The robotic arms were manufactured by the Corporation. Whether by coincidence or sheer arrogance, they were the exact same model series as the exoskeletons worn by the grandmasters he had slaughtered. Glancing at the camera drones buzzing around the plaza, Lu Li put the pieces together.
The Corporation was staging a live PR stunt. They were going to use the very same model he defeated to rip him limb from limb, publicly proving their hardware was flawless. It would demonstrate that their tech could easily crush the human body. As for the dead grandmasters? The company narrative would just spin it that the users were weak, completely absolving the hardware of any fault.
Furthermore, if Lu Li truly possessed some backdoor hacking exploit, the threat of impending death would force him to use it. Obviously, without a terminal, the Corporation didn't believe he could hack anything natively—what they were really waiting for was his supposed 'rebel organization' to launch a rescue operation to save him.
Corporate bastards sure know how to kill two birds with one stone, Lu Li mused. Under normal circumstances, this setup guaranteed a win-win for the executives: they either cleared their PR disaster or smoked out a rebel cell.
But today, the Corporation had severely miscalculated. And Lu Li had won the gamble.
Up on the high wall, an elderly executive in black robes adjusted his sunglasses, looking down at the prisoner with a smug, reassured smile.
Lu Li smiled back. Baring his pearly white teeth, he threw his head back and burst into maniacal, unhinged laughter.

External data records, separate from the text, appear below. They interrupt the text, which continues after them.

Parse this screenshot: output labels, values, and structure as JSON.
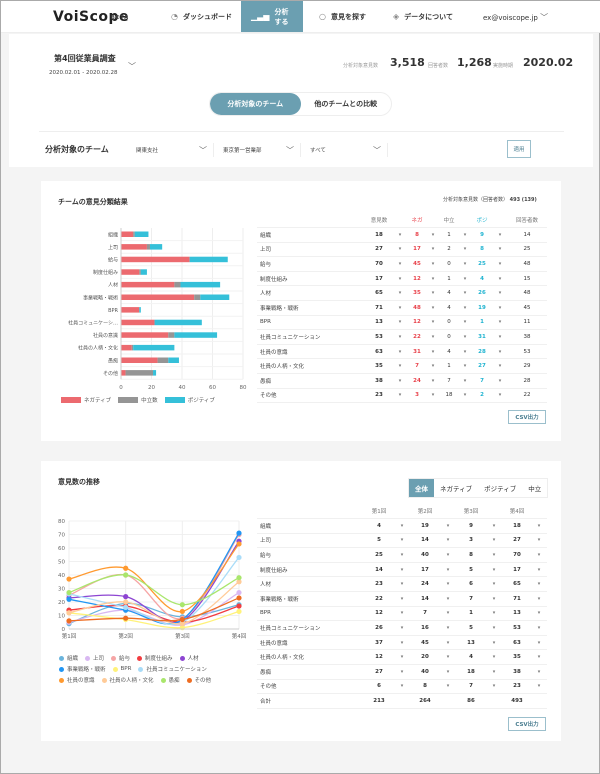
{
  "header": {
    "logo": "VoiScope",
    "beta": "BETA",
    "nav": [
      {
        "label": "ダッシュボード",
        "icon": "gauge-icon"
      },
      {
        "label": "分析する",
        "icon": "bar-chart-icon",
        "active": true
      },
      {
        "label": "意見を探す",
        "icon": "speech-bubble-icon"
      },
      {
        "label": "データについて",
        "icon": "layers-icon"
      }
    ],
    "user": "ex@voiscope.jp"
  },
  "survey": {
    "title": "第4回従業員調査",
    "dates": "2020.02.01 - 2020.02.28",
    "stats": [
      {
        "label": "分析対象意見数",
        "value": "3,518"
      },
      {
        "label": "回答者数",
        "value": "1,268"
      },
      {
        "label": "実施時期",
        "value": "2020.02"
      }
    ]
  },
  "toggle": {
    "options": [
      "分析対象のチーム",
      "他のチームとの比較"
    ],
    "active": 0
  },
  "filter": {
    "label": "分析対象のチーム",
    "selects": [
      "関東支社",
      "東京第一営業部",
      "すべて"
    ],
    "apply": "適用"
  },
  "colors": {
    "accent": "#6b9fb1",
    "negative": "#e8414a",
    "neutral": "#8a8a8a",
    "positive": "#1fb3d0"
  },
  "classification": {
    "title": "チームの意見分類結果",
    "summary_label": "分析対象意見数（回答者数）",
    "summary_value": "493 (139)",
    "headers": [
      "意見数",
      "ネガ",
      "中立",
      "ポジ",
      "回答者数"
    ],
    "rows": [
      {
        "label": "組織",
        "chart_label": "組織",
        "total": 18,
        "neg": 8,
        "neu": 1,
        "pos": 9,
        "resp": 14
      },
      {
        "label": "上司",
        "chart_label": "上司",
        "total": 27,
        "neg": 17,
        "neu": 2,
        "pos": 8,
        "resp": 25
      },
      {
        "label": "給与",
        "chart_label": "給与",
        "total": 70,
        "neg": 45,
        "neu": 0,
        "pos": 25,
        "resp": 48
      },
      {
        "label": "制度仕組み",
        "chart_label": "制度仕組み",
        "total": 17,
        "neg": 12,
        "neu": 1,
        "pos": 4,
        "resp": 15
      },
      {
        "label": "人材",
        "chart_label": "人材",
        "total": 65,
        "neg": 35,
        "neu": 4,
        "pos": 26,
        "resp": 48
      },
      {
        "label": "事業戦略・戦術",
        "chart_label": "事業戦略・戦術",
        "total": 71,
        "neg": 48,
        "neu": 4,
        "pos": 19,
        "resp": 45
      },
      {
        "label": "BPR",
        "chart_label": "BPR",
        "total": 13,
        "neg": 12,
        "neu": 0,
        "pos": 1,
        "resp": 11
      },
      {
        "label": "社員コミュニケーション",
        "chart_label": "社員コミュニケーシ…",
        "total": 53,
        "neg": 22,
        "neu": 0,
        "pos": 31,
        "resp": 38
      },
      {
        "label": "社員の意識",
        "chart_label": "社員の意識",
        "total": 63,
        "neg": 31,
        "neu": 4,
        "pos": 28,
        "resp": 53
      },
      {
        "label": "社員の人柄・文化",
        "chart_label": "社員の人柄・文化",
        "total": 35,
        "neg": 7,
        "neu": 1,
        "pos": 27,
        "resp": 29
      },
      {
        "label": "愚痴",
        "chart_label": "愚痴",
        "total": 38,
        "neg": 24,
        "neu": 7,
        "pos": 7,
        "resp": 28
      },
      {
        "label": "その他",
        "chart_label": "その他",
        "total": 23,
        "neg": 3,
        "neu": 18,
        "pos": 2,
        "resp": 22
      }
    ],
    "csv": "CSV出力"
  },
  "trend": {
    "title": "意見数の推移",
    "tabs": [
      "全体",
      "ネガティブ",
      "ポジティブ",
      "中立"
    ],
    "active_tab": 0,
    "headers": [
      "第1回",
      "第2回",
      "第3回",
      "第4回"
    ],
    "total_label": "合計",
    "totals": [
      213,
      264,
      86,
      493
    ],
    "csv": "CSV出力"
  },
  "chart_data": [
    {
      "type": "bar",
      "stacked": true,
      "orientation": "horizontal",
      "title": "チームの意見分類結果",
      "categories": [
        "組織",
        "上司",
        "給与",
        "制度仕組み",
        "人材",
        "事業戦略・戦術",
        "BPR",
        "社員コミュニケーシ…",
        "社員の意識",
        "社員の人柄・文化",
        "愚痴",
        "その他"
      ],
      "series": [
        {
          "name": "ネガティブ",
          "color": "#ec6a6f",
          "values": [
            8,
            17,
            45,
            12,
            35,
            48,
            12,
            22,
            31,
            7,
            24,
            3
          ]
        },
        {
          "name": "中立数",
          "color": "#959595",
          "values": [
            1,
            2,
            0,
            1,
            4,
            4,
            0,
            0,
            4,
            1,
            7,
            18
          ]
        },
        {
          "name": "ポジティブ",
          "color": "#35c0d9",
          "values": [
            9,
            8,
            25,
            4,
            26,
            19,
            1,
            31,
            28,
            27,
            7,
            2
          ]
        }
      ],
      "xlim": [
        0,
        80
      ],
      "xticks": [
        0,
        20,
        40,
        60,
        80
      ],
      "legend": "bottom-left"
    },
    {
      "type": "line",
      "title": "意見数の推移",
      "x": [
        "第1回",
        "第2回",
        "第3回",
        "第4回"
      ],
      "ylim": [
        0,
        80
      ],
      "yticks": [
        0,
        10,
        20,
        30,
        40,
        50,
        60,
        70,
        80
      ],
      "legend": "bottom",
      "series": [
        {
          "name": "組織",
          "color": "#6ab4dc",
          "values": [
            4,
            19,
            9,
            18
          ]
        },
        {
          "name": "上司",
          "color": "#d9b8f2",
          "values": [
            5,
            14,
            3,
            27
          ]
        },
        {
          "name": "給与",
          "color": "#f6a5a5",
          "values": [
            25,
            40,
            8,
            70
          ]
        },
        {
          "name": "制度仕組み",
          "color": "#f23c40",
          "values": [
            14,
            17,
            5,
            17
          ]
        },
        {
          "name": "人材",
          "color": "#8d45d2",
          "values": [
            23,
            24,
            6,
            65
          ]
        },
        {
          "name": "事業戦略・戦術",
          "color": "#2196f3",
          "values": [
            22,
            14,
            7,
            71
          ]
        },
        {
          "name": "BPR",
          "color": "#fff27a",
          "values": [
            12,
            7,
            1,
            13
          ]
        },
        {
          "name": "社員コミュニケーション",
          "color": "#a9dcf8",
          "values": [
            26,
            16,
            5,
            53
          ]
        },
        {
          "name": "社員の意識",
          "color": "#ff9a30",
          "values": [
            37,
            45,
            13,
            63
          ]
        },
        {
          "name": "社員の人柄・文化",
          "color": "#ffcb98",
          "values": [
            12,
            20,
            4,
            35
          ]
        },
        {
          "name": "愚痴",
          "color": "#a9e66c",
          "values": [
            27,
            40,
            18,
            38
          ]
        },
        {
          "name": "その他",
          "color": "#ee6d22",
          "values": [
            6,
            8,
            7,
            23
          ]
        }
      ]
    }
  ]
}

If he wasn't bolted down to the table, he would be rolling on the floor in absolute hysterics.
The executioner threw the main switch.
Instantly, terrifying mechanical torque locked onto Lu Li's four limbs, pulling outward with immense force. His neck remained unclamped—by design. The whole point of this medieval execution was sheer agony. Snapping his neck or choking him out was too merciful. The Corporation wanted him completely dismembered, left to scream on the table until he eventually bled out.
Lu Li marveled at their cruelty, though internally, he was incredibly thankful to whichever executive designed this exact execution method. Laughing wildly, he flexed.
Under the shocked stares of everyone present, his muscles coiled tight, meeting the immense kinetic pull of the industrial hydraulic arms head-on.
"My master... didn't praise me for being a martial arts prodigy..."
Lu Li's voice started out slow, turning into a savage, guttural snarl as he pushed back against the machine. The veins across his limbs bulged like twisting serpents, his swelling muscles radiating an explosive, volcanic power that defied all logic.
Over the high-pitched, grinding screech of the failing mechanical servos, the man's final whisper echoed across the plaza like a demon crawling out of purgatory.
"He said... there's a terrifying beauty to my raw stats."